In part, he said this is because of the lack of data. “To describe racism, you need to actually have some data to support that. And we have traditionally not collected that within the health-care system,” said Katz.

He said that as a result, solutions are stunted. “Unless you actually have some statistics to point out why it’s an issue, it’s very often difficult to get people to respond to a problem,” said Katz.

Data obtained by the IIJ from Statistics Canada shows the infant mortality rate on-reserve is near to double the off-reserve rate. In the developing world, poor sanitation due to a lack of safe water is the cause for one in five infant deaths according to WaterAid, an international charity that works around water and sanitation issues. In Canada, less is known about how water impacts the infant mortality rate, though some suspect a connection.

“Water is so essential to life, right? And our ability to nourish our bodies and create strong, healthy children,” said Amber Skye, a researcher at McMaster University and a resident of Six Nations of the Grand River in Ontario. “We see higher rates of pretty much everything in First Nations women’s health in terms of diabetes, gestational diabetes and preterm births, overweight births.”
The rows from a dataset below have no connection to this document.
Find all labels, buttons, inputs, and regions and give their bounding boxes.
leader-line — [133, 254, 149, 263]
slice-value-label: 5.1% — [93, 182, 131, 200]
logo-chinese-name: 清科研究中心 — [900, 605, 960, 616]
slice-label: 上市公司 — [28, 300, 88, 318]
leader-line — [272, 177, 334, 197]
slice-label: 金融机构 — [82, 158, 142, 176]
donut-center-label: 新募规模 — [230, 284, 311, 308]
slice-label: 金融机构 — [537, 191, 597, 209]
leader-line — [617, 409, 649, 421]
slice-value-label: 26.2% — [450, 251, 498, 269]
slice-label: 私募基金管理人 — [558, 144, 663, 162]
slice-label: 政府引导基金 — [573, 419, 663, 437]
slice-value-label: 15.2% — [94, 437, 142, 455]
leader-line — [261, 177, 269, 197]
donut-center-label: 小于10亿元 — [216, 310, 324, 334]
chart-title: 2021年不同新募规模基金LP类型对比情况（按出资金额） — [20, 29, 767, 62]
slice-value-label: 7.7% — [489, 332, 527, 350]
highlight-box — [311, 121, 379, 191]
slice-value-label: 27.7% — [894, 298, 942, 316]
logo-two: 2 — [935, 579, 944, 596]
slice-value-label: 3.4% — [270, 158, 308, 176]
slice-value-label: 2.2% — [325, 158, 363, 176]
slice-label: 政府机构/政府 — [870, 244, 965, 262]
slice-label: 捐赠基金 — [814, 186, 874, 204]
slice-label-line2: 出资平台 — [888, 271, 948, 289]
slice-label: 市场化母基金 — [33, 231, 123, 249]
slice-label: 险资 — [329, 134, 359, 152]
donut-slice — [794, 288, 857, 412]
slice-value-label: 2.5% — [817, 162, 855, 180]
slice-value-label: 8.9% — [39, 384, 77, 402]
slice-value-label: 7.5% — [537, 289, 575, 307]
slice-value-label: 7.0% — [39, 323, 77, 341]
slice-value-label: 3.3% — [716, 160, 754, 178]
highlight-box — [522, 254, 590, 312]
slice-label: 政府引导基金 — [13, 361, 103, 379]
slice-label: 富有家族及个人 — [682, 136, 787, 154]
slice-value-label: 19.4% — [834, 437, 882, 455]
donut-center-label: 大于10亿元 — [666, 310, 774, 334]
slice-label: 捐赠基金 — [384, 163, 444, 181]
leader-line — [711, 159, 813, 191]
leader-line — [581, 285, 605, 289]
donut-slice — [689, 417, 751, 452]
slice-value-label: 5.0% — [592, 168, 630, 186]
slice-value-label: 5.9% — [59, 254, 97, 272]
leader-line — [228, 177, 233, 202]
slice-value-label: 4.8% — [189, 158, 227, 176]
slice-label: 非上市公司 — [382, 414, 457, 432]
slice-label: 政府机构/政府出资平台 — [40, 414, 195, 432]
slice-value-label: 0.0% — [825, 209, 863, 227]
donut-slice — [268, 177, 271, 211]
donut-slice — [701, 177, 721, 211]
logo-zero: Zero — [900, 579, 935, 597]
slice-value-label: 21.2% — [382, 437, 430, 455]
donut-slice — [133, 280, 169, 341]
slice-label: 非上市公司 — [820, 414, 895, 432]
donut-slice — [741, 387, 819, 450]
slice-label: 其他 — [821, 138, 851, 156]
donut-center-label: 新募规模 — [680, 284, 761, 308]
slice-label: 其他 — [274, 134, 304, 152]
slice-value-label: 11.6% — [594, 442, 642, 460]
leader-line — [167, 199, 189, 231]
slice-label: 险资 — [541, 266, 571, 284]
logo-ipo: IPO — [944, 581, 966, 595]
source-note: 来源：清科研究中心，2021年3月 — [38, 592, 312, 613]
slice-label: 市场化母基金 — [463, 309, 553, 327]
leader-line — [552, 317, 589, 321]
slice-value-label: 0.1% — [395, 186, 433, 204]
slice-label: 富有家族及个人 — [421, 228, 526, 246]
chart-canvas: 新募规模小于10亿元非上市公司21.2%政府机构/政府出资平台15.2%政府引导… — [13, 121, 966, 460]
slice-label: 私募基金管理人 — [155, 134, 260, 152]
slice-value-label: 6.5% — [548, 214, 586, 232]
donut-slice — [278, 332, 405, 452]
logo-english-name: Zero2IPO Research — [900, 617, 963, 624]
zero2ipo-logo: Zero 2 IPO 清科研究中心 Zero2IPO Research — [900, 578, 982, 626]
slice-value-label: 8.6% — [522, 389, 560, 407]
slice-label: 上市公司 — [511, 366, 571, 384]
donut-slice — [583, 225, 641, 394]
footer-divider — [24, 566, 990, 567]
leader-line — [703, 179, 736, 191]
Water is not only crucial to the physical well-being of mothers and children, said Skye, but also for mental and spiritual health. “Birth is a ceremony for our people, and that connection with our birth and the water is very strong.”

Skye’s mother Dawn Martin-Hill, an associate professor of Indigenous studies and anthropology at McMaster University, is leading a large-scale study looking at issues with water on Six Nations. She said she was shocked to find that even the community’s birth centre struggles with water. “They were in crisis several times because they had multiple births happening and they ran out of water,” said Martin-Hill.

Midwives from the community estimate near to half of mothers returning home with new babies don’t have access to clean water. The midwives are currently doing research to find exact numbers.

Bad water’s ripple effect

Sol Mamakwa is an NDP MPP in the riding of Kiiwetinoong, Ontario. He lived without running water in Kingfisher Lake First Nation until he was 23. “It was hard. But it was just the way things were,” said Mamakwa.

He now represents 31 First Nations, including Neskantaga First Nation, which has faced the longest-running boil water advisory in Canadian history. He said water issues weigh on residents of First Nations.